Lisboa, 09 jul 2026 (Lusa) — O Partido Socialista pretende levar ao Parlamento o ministro da Educação, Fernando Alexandre, e os responsáveis pelo EDuQA (organismo que sucedeu ao antigo IAVE) para prestarem esclarecimentos sobre as graves falhas na correção dos exames nacionais. O anúncio foi feito pelo líder da bancada socialista, que, no entanto, admitiu reservas quanto à rapidez do processo.

"Queremos ouvir o senhor ministro, quereremos ouvir outras entidades envolvidas neste processo, quer o EDuQA (...), entre outras entidades. Quereremos ouvir e convidar entidades externas que foram fornecedoras deste processo", detalhou Eurico Brilhante Dias em declarações à Lusa. Apesar da forte intenção de escrutínio, o líder parlamentar do PS reconheceu o curto espaço de manobra temporal, deitando por terra as pretensões do PCP e do Livre, que exigiam uma audição imediata: "Parece-nos particularmente difícil que venham a ocorrer neste momento".

A fasquia da penalização política poderá, contudo, subir após as férias de verão. Brilhante Dias revelou que os socialistas vão ponderar mais à frente se o caos instalado nas escolas justifica a abertura de uma comissão parlamentar de inquérito, uma medida já sugerida pelo Bloco de Esquerda.

Para já, o principal partido da oposição foca as atenções no dia 17 de julho, a nova data limite estipulada para a publicação oficial das pautas dos estudantes do secundário. O líder parlamentar socialista deixou um aviso direto à tutela: "Esperemos que esse calendário se cumpra (...), mas volto a dizer: uma mensagem de tranquilidade e de confiança e que o senhor ministro que se dedique a resolver os problemas que criou".

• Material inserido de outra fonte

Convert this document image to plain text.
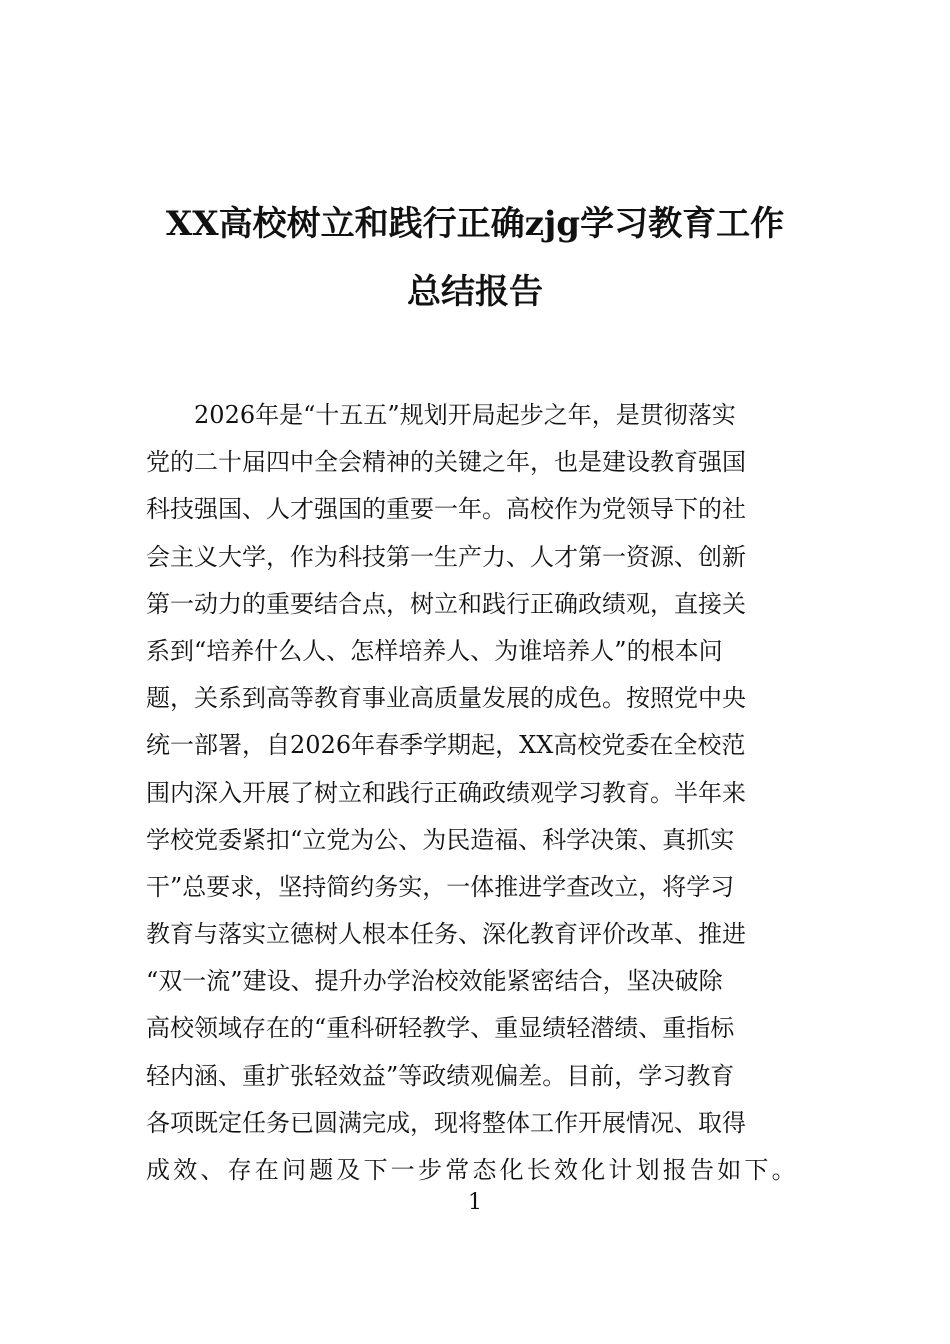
XX高校树立和践行正确zjg学习教育工作
总结报告
2026年是“十五五”规划开局起步之年，是贯彻落实
党的二十届四中全会精神的关键之年，也是建设教育强国
科技强国、人才强国的重要一年。高校作为党领导下的社
会主义大学，作为科技第一生产力、人才第一资源、创新
第一动力的重要结合点，树立和践行正确政绩观，直接关
系到“培养什么人、怎样培养人、为谁培养人”的根本问
题，关系到高等教育事业高质量发展的成色。按照党中央
统一部署，自2026年春季学期起，XX高校党委在全校范
围内深入开展了树立和践行正确政绩观学习教育。半年来
学校党委紧扣“立党为公、为民造福、科学决策、真抓实
干”总要求，坚持简约务实，一体推进学查改立，将学习
教育与落实立德树人根本任务、深化教育评价改革、推进
“双一流”建设、提升办学治校效能紧密结合，坚决破除
高校领域存在的“重科研轻教学、重显绩轻潜绩、重指标
轻内涵、重扩张轻效益”等政绩观偏差。目前，学习教育
各项既定任务已圆满完成，现将整体工作开展情况、取得
成效、存在问题及下一步常态化长效化计划报告如下。
1
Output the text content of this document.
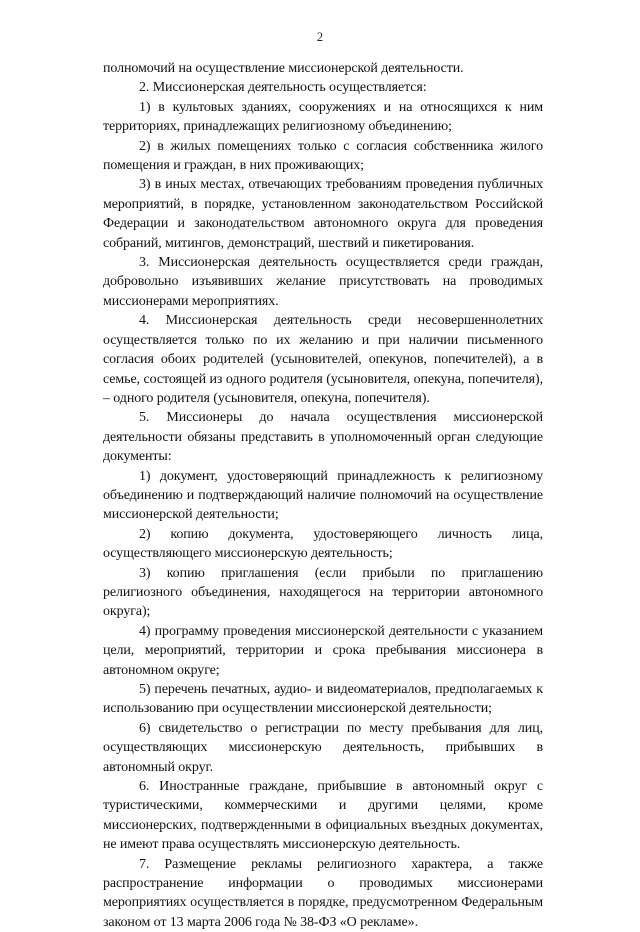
2

полномочий на осуществление миссионерской деятельности.

2. Миссионерская деятельность осуществляется:

1) в культовых зданиях, сооружениях и на относящихся к ним территориях, принадлежащих религиозному объединению;

2) в жилых помещениях только с согласия собственника жилого помещения и граждан, в них проживающих;

3) в иных местах, отвечающих требованиям проведения публичных мероприятий, в порядке, установленном законодательством Российской Федерации и законодательством автономного округа для проведения собраний, митингов, демонстраций, шествий и пикетирования.

3. Миссионерская деятельность осуществляется среди граждан, добровольно изъявивших желание присутствовать на проводимых миссионерами мероприятиях.

4. Миссионерская деятельность среди несовершеннолетних осуществляется только по их желанию и при наличии письменного согласия обоих родителей (усыновителей, опекунов, попечителей), а в семье, состоящей из одного родителя (усыновителя, опекуна, попечителя), – одного родителя (усыновителя, опекуна, попечителя).

5. Миссионеры до начала осуществления миссионерской деятельности обязаны представить в уполномоченный орган следующие документы:

1) документ, удостоверяющий принадлежность к религиозному объединению и подтверждающий наличие полномочий на осуществление миссионерской деятельности;

2) копию документа, удостоверяющего личность лица, осуществляющего миссионерскую деятельность;

3) копию приглашения (если прибыли по приглашению религиозного объединения, находящегося на территории автономного округа);

4) программу проведения миссионерской деятельности с указанием цели, мероприятий, территории и срока пребывания миссионера в автономном округе;

5) перечень печатных, аудио- и видеоматериалов, предполагаемых к использованию при осуществлении миссионерской деятельности;

6) свидетельство о регистрации по месту пребывания для лиц, осуществляющих миссионерскую деятельность, прибывших в автономный округ.

6. Иностранные граждане, прибывшие в автономный округ с туристическими, коммерческими и другими целями, кроме миссионерских, подтвержденными в официальных въездных документах, не имеют права осуществлять миссионерскую деятельность.

7. Размещение рекламы религиозного характера, а также распространение информации о проводимых миссионерами мероприятиях осуществляется в порядке, предусмотренном Федеральным законом от 13 марта 2006 года № 38-ФЗ «О рекламе».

As críticas do PS não se fixaram apenas na pasta da Educação, cujas justificações foram consideradas "absolutamente insuficientes". Eurico Brilhante Dias estendeu o ataque ao primeiro-ministro, defendendo que Luís Montenegro devia ter pedido desculpas públicas ao país. Esta linha de ataque acompanhou as declarações do secretário-geral do PS, Pedro Nuno Santos, que poucas horas antes tinha acusado o chefe do Governo de uma "insensibilidade atroz" por se remeter ao silêncio e não transmitir conforto aos milhares de jovens afetados.

A polémica arrasta-se desde que foram detetadas anomalias informáticas e de gestão na avaliação de perto de 300 mil provas do 11.º e 12.º anos, obrigando o Ministério da Educação a redesenhar à pressa o calendário de acesso ao ensino superior.